Whatever you do, don't leave those herbs outside, languishing in the heat! Bring them in and cook, cook, cook!

Sunday, July 4, 2010

I scream, you scream...Homemade ICE CREAM!

Happy 4th of July, Everyone! What could be more All American than homemade ice cream? I've had this recipe for years, and used to make it often when my children were little. It made for a very exciting day -- ice cream churning away on the back deck, lots of little hands adding in ice and rock salt. Today, it churned away in a brand, new ice cream churn, right in our kitchen sink.

It turned out just as sweet, however!

This recipe came from a Southern Living Cookbook, circa 1985, the year my first son was born. The cookbook was a gift from my mom and I bet I've cooked more recipes from it than almost any other I own!
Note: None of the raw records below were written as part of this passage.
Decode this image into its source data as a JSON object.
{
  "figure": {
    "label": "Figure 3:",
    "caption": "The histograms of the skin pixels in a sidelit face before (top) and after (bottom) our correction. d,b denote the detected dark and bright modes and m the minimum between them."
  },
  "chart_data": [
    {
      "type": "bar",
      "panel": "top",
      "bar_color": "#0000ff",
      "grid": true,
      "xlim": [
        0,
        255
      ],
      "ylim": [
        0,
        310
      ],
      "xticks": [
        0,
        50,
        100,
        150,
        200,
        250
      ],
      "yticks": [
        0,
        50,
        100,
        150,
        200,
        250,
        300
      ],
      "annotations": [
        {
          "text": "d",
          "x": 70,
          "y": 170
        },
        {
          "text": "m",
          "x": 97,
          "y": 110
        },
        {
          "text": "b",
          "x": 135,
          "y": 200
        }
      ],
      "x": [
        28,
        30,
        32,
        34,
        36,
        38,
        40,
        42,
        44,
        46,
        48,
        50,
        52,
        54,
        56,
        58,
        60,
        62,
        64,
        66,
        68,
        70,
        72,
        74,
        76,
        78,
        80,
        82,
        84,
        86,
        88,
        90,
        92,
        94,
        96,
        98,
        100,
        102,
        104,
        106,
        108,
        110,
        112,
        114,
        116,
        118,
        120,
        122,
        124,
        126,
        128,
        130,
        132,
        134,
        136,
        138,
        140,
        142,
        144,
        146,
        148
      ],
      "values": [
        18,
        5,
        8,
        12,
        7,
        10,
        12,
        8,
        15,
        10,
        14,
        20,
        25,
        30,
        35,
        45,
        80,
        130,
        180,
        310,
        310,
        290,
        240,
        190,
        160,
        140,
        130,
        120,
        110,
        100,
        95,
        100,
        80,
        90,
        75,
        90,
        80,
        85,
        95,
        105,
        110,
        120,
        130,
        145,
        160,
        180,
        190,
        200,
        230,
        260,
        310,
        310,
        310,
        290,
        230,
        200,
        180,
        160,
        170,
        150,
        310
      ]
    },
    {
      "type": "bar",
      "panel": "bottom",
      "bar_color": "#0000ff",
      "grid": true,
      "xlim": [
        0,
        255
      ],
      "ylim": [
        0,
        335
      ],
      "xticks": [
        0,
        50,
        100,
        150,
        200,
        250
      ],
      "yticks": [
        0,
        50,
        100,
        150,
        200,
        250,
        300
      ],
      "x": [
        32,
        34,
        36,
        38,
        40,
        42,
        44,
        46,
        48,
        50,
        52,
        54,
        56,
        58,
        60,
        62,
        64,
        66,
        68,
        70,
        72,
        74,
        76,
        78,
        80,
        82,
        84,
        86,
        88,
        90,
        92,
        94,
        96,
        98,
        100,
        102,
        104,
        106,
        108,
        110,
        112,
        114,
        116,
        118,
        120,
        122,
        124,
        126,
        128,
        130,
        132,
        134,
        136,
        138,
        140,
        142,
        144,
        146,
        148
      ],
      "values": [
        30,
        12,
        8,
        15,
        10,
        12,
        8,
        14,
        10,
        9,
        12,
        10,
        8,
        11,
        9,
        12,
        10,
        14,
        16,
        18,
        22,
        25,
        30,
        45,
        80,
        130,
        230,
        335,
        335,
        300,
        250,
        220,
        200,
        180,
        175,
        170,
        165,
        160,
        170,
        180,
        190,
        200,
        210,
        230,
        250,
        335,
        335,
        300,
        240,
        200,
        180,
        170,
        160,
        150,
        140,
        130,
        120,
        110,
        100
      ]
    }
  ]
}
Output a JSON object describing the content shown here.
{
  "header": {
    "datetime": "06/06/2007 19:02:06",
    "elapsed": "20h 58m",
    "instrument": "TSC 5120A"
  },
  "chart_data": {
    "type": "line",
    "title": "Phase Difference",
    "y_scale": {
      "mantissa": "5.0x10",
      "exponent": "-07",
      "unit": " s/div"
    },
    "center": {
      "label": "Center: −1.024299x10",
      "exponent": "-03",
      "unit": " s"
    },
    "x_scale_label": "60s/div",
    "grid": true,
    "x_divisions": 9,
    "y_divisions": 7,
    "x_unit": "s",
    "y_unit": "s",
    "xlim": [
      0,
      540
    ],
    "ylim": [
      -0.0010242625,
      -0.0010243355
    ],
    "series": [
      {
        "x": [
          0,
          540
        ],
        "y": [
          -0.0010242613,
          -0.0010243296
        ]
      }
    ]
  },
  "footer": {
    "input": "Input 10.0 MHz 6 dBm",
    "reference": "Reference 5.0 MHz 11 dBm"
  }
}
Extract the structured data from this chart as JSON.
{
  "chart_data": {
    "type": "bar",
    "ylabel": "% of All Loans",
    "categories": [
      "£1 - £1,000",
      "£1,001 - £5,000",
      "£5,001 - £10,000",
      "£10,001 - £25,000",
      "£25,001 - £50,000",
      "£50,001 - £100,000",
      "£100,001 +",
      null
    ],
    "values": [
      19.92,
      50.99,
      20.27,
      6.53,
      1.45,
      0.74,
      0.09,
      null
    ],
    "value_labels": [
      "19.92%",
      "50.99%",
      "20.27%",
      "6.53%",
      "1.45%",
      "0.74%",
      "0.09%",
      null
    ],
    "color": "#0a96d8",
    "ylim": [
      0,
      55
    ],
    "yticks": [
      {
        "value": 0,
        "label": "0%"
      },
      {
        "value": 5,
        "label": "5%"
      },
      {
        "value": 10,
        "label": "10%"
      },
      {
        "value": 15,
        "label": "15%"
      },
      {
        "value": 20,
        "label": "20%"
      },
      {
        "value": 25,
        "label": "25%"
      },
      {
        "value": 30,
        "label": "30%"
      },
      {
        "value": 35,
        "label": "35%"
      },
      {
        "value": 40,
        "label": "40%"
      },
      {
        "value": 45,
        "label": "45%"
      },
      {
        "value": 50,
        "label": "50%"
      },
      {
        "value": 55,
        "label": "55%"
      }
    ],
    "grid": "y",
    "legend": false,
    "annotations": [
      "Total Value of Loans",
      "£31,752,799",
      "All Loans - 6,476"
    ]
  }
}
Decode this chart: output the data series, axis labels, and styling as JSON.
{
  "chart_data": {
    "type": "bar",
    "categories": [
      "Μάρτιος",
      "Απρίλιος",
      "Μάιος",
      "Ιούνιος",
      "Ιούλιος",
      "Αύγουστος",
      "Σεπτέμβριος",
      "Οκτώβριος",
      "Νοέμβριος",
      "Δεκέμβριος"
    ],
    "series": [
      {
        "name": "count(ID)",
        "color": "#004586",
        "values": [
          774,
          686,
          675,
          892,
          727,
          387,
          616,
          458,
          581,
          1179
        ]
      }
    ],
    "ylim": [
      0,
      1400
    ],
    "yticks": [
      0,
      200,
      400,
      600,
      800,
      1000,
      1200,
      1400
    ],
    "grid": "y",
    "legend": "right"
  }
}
If there is a flavor combination better than Chocolate and Peanut butter, I can't immediately think of it. After all, if you are going to take the trouble to make from scratch ice cream and have the patience to wait for it to get ready, go for the really good stuff. And believe me, this recipe is the really good stuff!

Peanut Butter Ice Cream w/Butterfinger Candy Bits

3 eggs

1 1/2 cups sugar

2 T. creamy peanut butter

3 13 oz. can evaporated milk

3 cups whole milk

6 2.1 oz. Butterfinger candy bars, chopped into bite sized pieces

Beat eggs at high speed and add peanut butter and sugar. Continue to beat until well blended. Add in evaporated and whole milk and beat another minute. Stir in chopped candy bars. Chill mixture about 30 minutes. Freeze in an ice cream maker, following the manufacturers directions.